Astronomers from the Center for Astrophysics, Harvard, and the Smithsonian Institution have assisted in detecting the presence of a moon-forming region around an exoplanet, a planet outside our Solar System. The new findings, which were published in The Astrophysical Journal Letters, could help explain how moons and planets form in young stellar systems.
The detected region is referred to as a circumplanetary disk, which is a ring-shaped region surrounding a planet where moons and other satellites may form. The observed disk encircles PDS 70c, one of two giant Jupiter-like planets orbiting a star nearly 400 light-years away. Astronomers had previously discovered hints of a “moon-forming” disk around this exoplanet, but because they couldn’t tell the disk apart from its surroundings, they couldn’t confirm its detection – until now.
Astronomers detect the clear presence of a Moon-forming region around an exoplanet, a planet outside of our Solar System. The observations have allowed astronomers to determine the ring-shaped region’s size and mass for the first time.
“Our work shows a clear detection of a disk in which satellites could be forming,” says Myriam Benisty, a researcher at the Universities of Grenoble and Chile who led the research using the Atacama Large Millimetre/submillimetre Array (ALMA). “Because our ALMA observations were obtained at such high resolution, we were able to clearly identify that the disk is associated with the planet and constrain its size for the first time.”
Benisty and his colleagues discovered the disk diameter is comparable to the Sun-Earth distance and has enough mass to form up to three satellites the size of the Moon using ALMA. “We used millimeter emission from cool dust grains to estimate how much mass is in the disk and thus the potential reservoir for forming a satellite system around PDS 70c,” explains Sean Andrews, study co-author and astronomer at the Center for Astrophysics (CfA).
The results are key to finding out how moons arise.
Planets form in dusty disks around young stars, carving out cavities as they consume material from the circumstellar disc in order to grow.

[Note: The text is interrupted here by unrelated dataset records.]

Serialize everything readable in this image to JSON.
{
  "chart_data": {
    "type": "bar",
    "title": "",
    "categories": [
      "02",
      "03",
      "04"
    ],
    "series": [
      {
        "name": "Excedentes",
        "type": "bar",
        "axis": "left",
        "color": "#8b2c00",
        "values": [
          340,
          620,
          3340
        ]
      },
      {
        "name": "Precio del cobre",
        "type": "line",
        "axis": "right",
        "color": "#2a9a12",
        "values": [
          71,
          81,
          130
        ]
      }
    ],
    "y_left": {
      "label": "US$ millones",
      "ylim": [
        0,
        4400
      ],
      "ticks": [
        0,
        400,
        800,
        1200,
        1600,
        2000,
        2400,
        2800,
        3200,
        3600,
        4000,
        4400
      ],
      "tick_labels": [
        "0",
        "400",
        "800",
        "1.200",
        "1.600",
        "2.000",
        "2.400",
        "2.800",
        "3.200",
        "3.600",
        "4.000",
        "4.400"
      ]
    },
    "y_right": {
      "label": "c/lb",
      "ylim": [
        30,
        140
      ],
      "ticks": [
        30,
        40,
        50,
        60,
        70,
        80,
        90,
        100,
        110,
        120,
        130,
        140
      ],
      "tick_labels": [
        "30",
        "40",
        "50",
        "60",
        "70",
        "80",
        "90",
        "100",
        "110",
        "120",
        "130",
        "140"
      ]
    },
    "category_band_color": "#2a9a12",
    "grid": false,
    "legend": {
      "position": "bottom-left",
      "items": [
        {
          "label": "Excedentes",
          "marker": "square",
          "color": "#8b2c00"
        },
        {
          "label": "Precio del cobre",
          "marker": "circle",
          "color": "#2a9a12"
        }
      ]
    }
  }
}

A planet can acquire its own circumplanetary disk during this process, which contributes to the planet’s growth by regulating the amount of material falling onto it. At the same time, the gas and dust in the circumplanetary disk can collide to form progressively larger bodies, eventually leading to the formation of moons.
However, astronomers do not yet fully comprehend the complexities of these processes. “In short,” says ESO Research Fellow Stefano Facchini, who is also involved in the research, “it is still unclear when, where, and how planets and moons form.”

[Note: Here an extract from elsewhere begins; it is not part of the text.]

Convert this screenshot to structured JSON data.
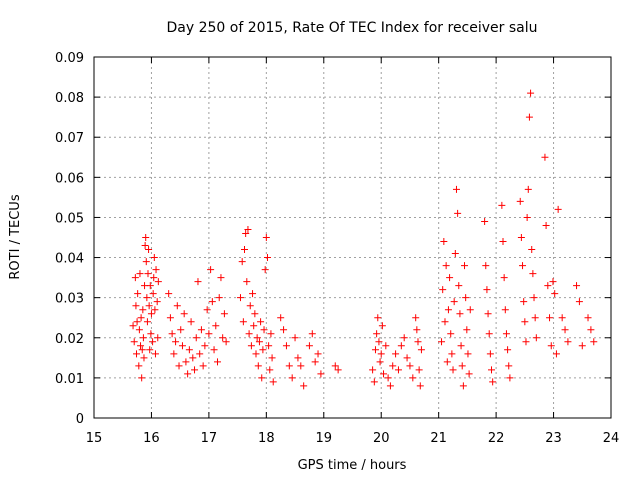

“Until now, more than 4,000 exoplanets have been discovered, but they have all been discovered in mature systems. PDS 70b and PDS 70c, which form a system similar to Jupiter and Saturn, are the only two exoplanets discovered so far that are still in the process of formation “explains Miriam Keppler, a researcher at Germany’s Max Planck Institute for Astronomy and one of the study’s co-authors. “As a result, this system provides us with a once-in-a-lifetime opportunity to observe and study the processes of planet and satellite formation,” Facchini adds.
The system’s two planets, PDS 70b, and PDS 70c were discovered using ESO’s Very Large Telescope (VLT) in 2018 and 2019, respectively, and their unique nature means they have been observed with other telescopes and instruments numerous times since.
Astronomers can now gain new insights into the system thanks to the latest high-resolution ALMA observations. In addition to confirming the detection of the circumplanetary disk around PDS 70c and studying its size and mass, they discovered that PDS 70b lacks clear evidence of such a disk, implying that PDS 70c starved it of dust material from its birth environment.
ESO’s Extremely Large Telescope (ELT), which is currently under construction on Cerro Armazones in Chile’s Atacama desert, will provide a deeper understanding of the planetary system. “The ELT will be critical for this research because, with its much higher resolution, we will be able to map the system in great detail,” says co-author and CfA Submillimeter Array (SMA) fellow Richard Teague.
The team will be able to get a full 3D picture of the system by looking at the gas motions surrounding PDS 70c with the ELT’s Mid-infrared ELT Imager and Spectrograph (METIS).